There are many reasons: older advisors are looking to retire; the crash of 2008 and the difficult markets of the past few years have kept new potential advisors out of the business; brokerage firms and banks, feeling the sting of the crash, have slashed budgets for hiring and training new advisors; and many firms have made it more difficult contractually for FAs to leave.

In response, many firms have raised the stakes for talent, increasing upfront money to 150%+ of trailing-12 (albeit with milestones that new hires must achieve to get all the money).

Granted, there is some proactive search happening in the channel, but many banks are still relying primarily on the "prayer method." That is, hoping someone good will walk in and see the value of their program.

What's especially puzzling is that banks are ignoring a potential advantage they have when it comes time to staff up: the ability to develop and promote from the platform.

Whether using a structured development program, or just recognizing talent and drive, promoting from this "farm system" could be a major plus.

However, just having a pool to draw from isn't enough. And that's where the real problem lies. Banks both big and small have not invested nearly enough in developing a comprehensive plan including drawing from their own talented professionals.

It takes both time and money to identify potential, train, educate, develop and ultimately retain the next generation of FAs. While some banks have invested in their future people, most have chosen the short-term fix and like so many others are chasing fewer and fewer prospects.

I'm not suggesting that banks stop looking for experienced FAs from competitors. But given the competition, the demographics and the shrinking supply, focusing only on experienced FAs and not investing in developing their own talent is a losing proposition.

But that's just part of the answer. In addition to time and money, banks and TPMs need overarching and well-defined plans. What will these plans look like? (Hint: They won't be, Hey an FA just left, lets find someone new.)

A solid plan will have defined recruiting goals, objectives and detailed tactics; from targeting specific competitors in their footprints to the level of experience and assets-under-management that best fits with their existing program and culture.
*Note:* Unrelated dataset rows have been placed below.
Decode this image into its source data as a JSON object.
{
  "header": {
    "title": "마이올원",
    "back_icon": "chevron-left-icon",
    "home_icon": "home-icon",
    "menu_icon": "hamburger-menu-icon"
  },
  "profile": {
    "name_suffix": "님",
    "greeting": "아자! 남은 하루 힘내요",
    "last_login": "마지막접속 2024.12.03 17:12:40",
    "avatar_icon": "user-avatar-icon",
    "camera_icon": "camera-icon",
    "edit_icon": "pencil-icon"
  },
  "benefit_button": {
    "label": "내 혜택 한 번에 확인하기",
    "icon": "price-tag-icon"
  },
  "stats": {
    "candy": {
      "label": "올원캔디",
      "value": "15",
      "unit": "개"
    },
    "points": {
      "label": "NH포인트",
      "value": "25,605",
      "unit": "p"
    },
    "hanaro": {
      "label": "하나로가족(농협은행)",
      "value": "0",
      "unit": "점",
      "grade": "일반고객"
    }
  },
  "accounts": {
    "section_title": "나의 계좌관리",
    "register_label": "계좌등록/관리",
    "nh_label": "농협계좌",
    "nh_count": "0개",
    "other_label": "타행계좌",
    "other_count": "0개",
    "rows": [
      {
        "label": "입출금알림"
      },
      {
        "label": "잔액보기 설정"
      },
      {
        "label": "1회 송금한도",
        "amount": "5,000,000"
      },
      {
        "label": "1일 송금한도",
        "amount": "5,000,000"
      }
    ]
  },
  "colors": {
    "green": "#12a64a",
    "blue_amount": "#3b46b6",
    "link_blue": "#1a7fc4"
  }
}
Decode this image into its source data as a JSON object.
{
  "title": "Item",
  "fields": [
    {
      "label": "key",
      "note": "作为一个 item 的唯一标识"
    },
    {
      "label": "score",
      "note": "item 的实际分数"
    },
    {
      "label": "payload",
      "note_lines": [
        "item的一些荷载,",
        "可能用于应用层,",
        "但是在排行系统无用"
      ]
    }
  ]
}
And money matters. It takes money to recruit talented people. The costs included in a comprehensive plan might include the following: the expense of posting on job boards; the use of outside recruiters; in-house bounties for referrals; relocation expenses for a top candidate; and hiring dedicated in-house recruiters. And, while the platform is a great pool to draw from, there are still training and educational costs just to name a few.

As a rule of thumb, a bank should be spending in the vicinity of 10% to 15% of net annually on recruiting. It's amazing to me that everyone agrees that their FAs are their most important asset, but aren't willing to spend the time or money to make sure they have the best team possible.

Bottom line: Yes, it's tough out there. And my guess is it will only get tougher. But instead or complaining and handwringing, put a plan together, manage the plan every single day, and spend some money to make it happen and do it right.

You get out of it exactly what you put into it.

Paul werlin is president of Human Capital Resources Inc.